The New York-listed firm struck a deal with Proyectos Globales de Energía affiliates, Operadora de Transportes Maritimos (OTM) and CME Ireland to sell 49% of its holdings in Mantenimiento Express Maritimo (MexMar) and Offshore Vessels Holding (OVH).
The deal included, Seacor selling its anchor handler Seacor Davis to CME Ireland in exchange for MexMar’s interests in the Seacor Marlin platform supplier, the transfer of a hybrid battery system from OVH to Seacor as loan repayment and a bareboat charter of the Seacor Marlin by MexMar.
In connection with the deal, Seacor acquired 100% of MexMar’s outstanding secured loan for $28.8m. MexMar paid down $8.8m of the loan and the remaining $20m will be fully repaid in four equal quarterly installments over the next year.
The company has also sealed two refinancing transactions that significantly extended more than $175m of its near-term maturities by three years to 2026.
Seacor Marine amended its senior secured loan facility for an extended tranche of $54.9m, maturing March 2026, bearing an interest rate of 4.75% plus SOFR. The remaining $19.8m of the loan will maintain its existing terms and mature in September 2023.

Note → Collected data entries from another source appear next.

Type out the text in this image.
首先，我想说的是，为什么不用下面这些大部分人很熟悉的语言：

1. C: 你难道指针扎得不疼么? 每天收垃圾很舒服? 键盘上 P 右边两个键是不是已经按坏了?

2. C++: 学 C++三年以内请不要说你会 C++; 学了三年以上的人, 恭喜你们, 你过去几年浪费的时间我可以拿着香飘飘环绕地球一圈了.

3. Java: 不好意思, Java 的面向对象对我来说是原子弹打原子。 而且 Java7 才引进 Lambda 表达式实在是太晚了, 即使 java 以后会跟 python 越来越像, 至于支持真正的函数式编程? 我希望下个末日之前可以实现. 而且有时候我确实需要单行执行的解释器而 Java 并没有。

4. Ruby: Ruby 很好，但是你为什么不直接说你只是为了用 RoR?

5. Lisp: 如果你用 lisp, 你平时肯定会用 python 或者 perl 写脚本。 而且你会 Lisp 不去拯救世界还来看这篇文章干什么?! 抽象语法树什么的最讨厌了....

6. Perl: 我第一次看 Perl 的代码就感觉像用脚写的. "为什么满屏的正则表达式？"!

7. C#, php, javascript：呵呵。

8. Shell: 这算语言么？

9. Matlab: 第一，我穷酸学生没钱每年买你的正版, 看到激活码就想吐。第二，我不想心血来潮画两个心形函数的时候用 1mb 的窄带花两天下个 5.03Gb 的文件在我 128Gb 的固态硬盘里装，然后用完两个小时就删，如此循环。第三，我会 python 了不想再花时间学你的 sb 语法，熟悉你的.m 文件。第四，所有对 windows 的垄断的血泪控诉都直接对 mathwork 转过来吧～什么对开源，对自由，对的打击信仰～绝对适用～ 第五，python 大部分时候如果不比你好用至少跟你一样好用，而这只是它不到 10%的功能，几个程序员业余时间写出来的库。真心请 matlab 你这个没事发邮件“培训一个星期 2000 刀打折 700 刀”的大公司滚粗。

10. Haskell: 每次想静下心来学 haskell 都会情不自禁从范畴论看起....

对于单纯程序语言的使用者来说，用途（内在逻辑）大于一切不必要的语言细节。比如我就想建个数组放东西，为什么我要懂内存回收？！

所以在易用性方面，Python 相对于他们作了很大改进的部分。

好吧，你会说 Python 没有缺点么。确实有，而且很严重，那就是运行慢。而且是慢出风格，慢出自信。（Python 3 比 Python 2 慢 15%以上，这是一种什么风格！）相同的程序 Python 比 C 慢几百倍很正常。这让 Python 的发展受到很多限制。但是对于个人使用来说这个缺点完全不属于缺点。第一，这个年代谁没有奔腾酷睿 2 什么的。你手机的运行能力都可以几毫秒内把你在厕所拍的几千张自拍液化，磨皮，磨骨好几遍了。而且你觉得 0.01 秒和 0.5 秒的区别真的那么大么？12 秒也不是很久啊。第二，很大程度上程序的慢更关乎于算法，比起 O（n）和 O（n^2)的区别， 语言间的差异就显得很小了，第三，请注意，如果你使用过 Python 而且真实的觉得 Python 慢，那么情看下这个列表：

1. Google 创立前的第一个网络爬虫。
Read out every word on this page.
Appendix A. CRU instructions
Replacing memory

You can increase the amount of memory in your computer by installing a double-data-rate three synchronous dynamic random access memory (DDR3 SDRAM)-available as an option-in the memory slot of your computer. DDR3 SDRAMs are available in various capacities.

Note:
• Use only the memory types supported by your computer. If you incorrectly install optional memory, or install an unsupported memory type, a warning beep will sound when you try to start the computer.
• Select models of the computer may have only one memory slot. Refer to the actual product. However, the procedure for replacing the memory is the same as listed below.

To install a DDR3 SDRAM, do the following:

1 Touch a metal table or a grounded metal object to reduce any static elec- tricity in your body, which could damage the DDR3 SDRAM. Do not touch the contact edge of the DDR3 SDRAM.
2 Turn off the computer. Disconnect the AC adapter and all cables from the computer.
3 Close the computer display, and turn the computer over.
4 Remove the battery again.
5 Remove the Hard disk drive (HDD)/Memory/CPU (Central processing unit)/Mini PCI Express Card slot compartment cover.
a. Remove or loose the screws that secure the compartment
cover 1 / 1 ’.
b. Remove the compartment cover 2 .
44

In addition, the company entered into an exchange transaction with funds affiliated with Carlyle Group under which the entire $125m of its 4.25% convertible senior notes due 2023 were exchanged for $90m in aggregate principal amount of its new 8.0% / 9.5% senior PIK toggle notes due 2026 and $35m in aggregate principal amount of the company’s new 4.25% convertible senior notes due 2026.